Théophile Gautier. — Onuphrius.
Au clair de la lune,
Mon ami Pierrot,
Prête-moi ta plume
Que j’écrive un mot.
Ma chandelle est morte,
Je n’ai plus de feu ;
Ouvre-moi la porte
Pour l’amour de Dieu.
Chanson populaire.
Le maître de chapelle eut à peine interrogé de l’archet la viole bourdonnante, qu’elle lui répondit par un gargouillement burlesque de lazzi et de roulades, comme si elle eût eu au ventre une indigestion de comédie italienne.
★
C’était d’abord la duègne Barbara qui grondait cet imbécile de Pierrot d’avoir, le maladroit, laissé tomber la boîte à perruque de M. Cassandre et répandu toute la poudre sur le plancher.

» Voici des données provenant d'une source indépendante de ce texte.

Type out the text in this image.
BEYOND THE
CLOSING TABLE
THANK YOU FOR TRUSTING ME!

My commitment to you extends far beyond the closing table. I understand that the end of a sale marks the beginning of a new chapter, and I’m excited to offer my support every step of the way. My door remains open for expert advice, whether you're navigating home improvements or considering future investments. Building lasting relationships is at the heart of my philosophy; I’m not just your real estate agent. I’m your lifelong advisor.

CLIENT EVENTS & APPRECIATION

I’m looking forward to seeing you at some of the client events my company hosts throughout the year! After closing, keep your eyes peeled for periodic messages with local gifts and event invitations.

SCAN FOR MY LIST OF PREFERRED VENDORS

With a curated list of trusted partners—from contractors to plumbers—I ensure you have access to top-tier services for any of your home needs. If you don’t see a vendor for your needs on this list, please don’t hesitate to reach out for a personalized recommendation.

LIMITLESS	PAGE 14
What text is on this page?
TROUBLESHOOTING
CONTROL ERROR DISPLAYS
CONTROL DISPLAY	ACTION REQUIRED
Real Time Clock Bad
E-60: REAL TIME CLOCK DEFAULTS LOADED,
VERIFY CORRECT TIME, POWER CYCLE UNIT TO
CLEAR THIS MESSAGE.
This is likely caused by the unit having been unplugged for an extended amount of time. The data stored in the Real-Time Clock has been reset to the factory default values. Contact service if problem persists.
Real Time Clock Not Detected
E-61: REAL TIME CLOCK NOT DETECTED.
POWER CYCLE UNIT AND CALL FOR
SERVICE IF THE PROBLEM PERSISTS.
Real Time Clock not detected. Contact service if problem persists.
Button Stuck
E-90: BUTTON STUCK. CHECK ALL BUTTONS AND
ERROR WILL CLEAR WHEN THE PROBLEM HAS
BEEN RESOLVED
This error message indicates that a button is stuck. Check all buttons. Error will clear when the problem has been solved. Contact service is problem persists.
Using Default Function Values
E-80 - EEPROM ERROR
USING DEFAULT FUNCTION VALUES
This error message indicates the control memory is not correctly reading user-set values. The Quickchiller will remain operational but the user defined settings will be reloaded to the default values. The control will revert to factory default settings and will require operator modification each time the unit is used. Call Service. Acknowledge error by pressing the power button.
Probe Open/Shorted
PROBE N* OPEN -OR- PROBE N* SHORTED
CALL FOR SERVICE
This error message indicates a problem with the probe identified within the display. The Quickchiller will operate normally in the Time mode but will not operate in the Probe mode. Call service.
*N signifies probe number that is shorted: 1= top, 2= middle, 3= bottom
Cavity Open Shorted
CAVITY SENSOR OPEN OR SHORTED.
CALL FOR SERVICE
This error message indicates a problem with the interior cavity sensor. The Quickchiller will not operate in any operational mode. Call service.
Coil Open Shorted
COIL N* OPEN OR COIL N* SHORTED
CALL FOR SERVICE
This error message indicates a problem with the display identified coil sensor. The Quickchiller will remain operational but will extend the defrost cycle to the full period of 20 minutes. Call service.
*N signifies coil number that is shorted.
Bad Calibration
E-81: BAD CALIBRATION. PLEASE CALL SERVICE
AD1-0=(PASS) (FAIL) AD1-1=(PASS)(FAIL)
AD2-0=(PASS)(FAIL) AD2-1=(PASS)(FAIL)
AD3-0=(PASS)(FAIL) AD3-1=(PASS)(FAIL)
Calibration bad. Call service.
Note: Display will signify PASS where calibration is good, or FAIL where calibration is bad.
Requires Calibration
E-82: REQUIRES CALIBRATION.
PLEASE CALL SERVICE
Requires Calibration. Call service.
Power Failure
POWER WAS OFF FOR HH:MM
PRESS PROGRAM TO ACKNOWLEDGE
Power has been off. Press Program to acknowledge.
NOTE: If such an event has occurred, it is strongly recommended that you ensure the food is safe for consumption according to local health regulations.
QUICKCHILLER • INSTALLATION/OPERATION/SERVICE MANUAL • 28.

Et M. Cassandre de ramasser piteusement sa perruque, et Arlequin de détacher au viédase un coup de pied dans le derrière, et Colombine d’essuyer une larme de fou rire, et Pierrot d’élargir jusqu’aux oreilles une grimace enfarinée.
Mais bientôt, au clair de lune, Arlequin dont la chandelle était morte suppliait son ami Pierrot de tirer les verrous pour la lui rallumer, si bien que le traître enlevait la jeune fille avec la cassette du vieux.
★
— « Au diable Job Hans le luthier qui m’a vendu cette corde ! » s’écria le maître de chapelle recouchant la poudreuse viole dans son poudreux étui. — La corde s’était cassée.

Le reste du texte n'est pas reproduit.